Mais moderada, a Federação das Indústrias Portuguesas AgroAlimentares (FIPA) diz que a pandemia e a guerra deixaram “um rasto de consequências” que vão demorar a desaparecer. Até porque, salienta o presidente, Jorge Henriques, “a estabilização em baixa no mercado spot da energia só se irá refletir na vida das empresas algures no segundo semestre, quando forem feitos novos contratos”.

Mesmo assim, não falta quem, em surdina, fale em situações de concertação e ameace com queixas à Autoridade da Concorrência, dado que o setor vidreiro é hoje constituído, na Península Ibérica, por três empresas apenas, mas com seis fábricas e 16 fornos, que produzem 16 milhões de garrafas, frascos e boiões ao dia.

A Associação dos Industriais de Vidro de Embalagem justifica a incapacidade de fornecer dados estatísticos do setor “que não firam as regras da Concorrência” precisamente com o facto de haver apenas três players no mercado. A secretária-geral da associação, lembra que, com a pandemia, se assistiu a um “boom do crescimento da procura de vidro para embalar” alimentos e bebidas, situação agravada pela guerra, que obrigou a “refletirem nos clientes os exagerados custos energéticos” com que se viram confrontadas.

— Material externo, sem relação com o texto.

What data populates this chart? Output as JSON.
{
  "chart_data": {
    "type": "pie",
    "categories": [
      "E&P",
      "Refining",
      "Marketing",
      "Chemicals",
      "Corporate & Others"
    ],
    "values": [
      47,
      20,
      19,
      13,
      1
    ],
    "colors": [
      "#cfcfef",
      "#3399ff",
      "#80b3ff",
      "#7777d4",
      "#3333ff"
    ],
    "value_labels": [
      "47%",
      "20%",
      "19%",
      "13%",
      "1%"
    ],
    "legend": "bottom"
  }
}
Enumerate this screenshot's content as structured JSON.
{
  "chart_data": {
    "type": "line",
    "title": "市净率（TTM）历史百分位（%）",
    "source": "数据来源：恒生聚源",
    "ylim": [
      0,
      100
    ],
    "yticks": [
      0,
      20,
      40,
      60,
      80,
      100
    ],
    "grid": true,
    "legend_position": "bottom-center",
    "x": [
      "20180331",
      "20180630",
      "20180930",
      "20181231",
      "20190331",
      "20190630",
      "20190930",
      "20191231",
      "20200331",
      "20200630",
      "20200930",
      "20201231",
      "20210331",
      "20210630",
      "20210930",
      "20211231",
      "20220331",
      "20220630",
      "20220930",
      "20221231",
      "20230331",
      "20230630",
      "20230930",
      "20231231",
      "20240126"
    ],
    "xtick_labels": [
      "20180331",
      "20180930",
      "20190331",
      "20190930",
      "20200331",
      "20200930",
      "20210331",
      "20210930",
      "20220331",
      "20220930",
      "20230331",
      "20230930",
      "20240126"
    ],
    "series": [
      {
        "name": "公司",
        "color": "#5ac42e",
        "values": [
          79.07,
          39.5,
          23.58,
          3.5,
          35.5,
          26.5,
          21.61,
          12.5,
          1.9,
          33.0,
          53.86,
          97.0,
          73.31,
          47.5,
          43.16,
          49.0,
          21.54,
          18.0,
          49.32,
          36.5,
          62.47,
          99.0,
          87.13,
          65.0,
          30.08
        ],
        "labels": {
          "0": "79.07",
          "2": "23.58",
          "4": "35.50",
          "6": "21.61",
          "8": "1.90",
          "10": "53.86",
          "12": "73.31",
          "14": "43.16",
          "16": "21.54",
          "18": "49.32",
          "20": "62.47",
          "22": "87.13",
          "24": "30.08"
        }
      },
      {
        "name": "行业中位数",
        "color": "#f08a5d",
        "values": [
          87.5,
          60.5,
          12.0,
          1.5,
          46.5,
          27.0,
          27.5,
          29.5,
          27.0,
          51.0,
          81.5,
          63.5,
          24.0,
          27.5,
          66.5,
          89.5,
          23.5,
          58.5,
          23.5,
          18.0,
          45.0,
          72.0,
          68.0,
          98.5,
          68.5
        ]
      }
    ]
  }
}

Beatriz Freitas lembra que este é um setor com especificidades muito próprias, já que um forno de vidro labora 24 sobre 24 horas, 365 dias por ano. “Ao contrário de outros setores, que produzem à medida encomendas dos clientes, uma vidreira está muitas vezes a produzir para stocks. Com a pandemia, e a guerra, as empresas estes desapareceram por completo e o mercado teve que ser abastecido com a produção do imediato”, explica.

E acrescenta: “Agora, as empresas já estão outra vez a produzir para stocks, pelo que a falta de garrafas tem tendência a estabilizar”.

E os preços também. “A normalização em termos de energia vai também acabar por ser refletida nos preços. Quanto tempo vai demorar não sei, até porque cada um dos nossos associados adequa as suas necessidades de acréscimo de produção ao relacionamento comercial que tem com os seus clientes e à estratégia que tem estabelecida”, sublinha.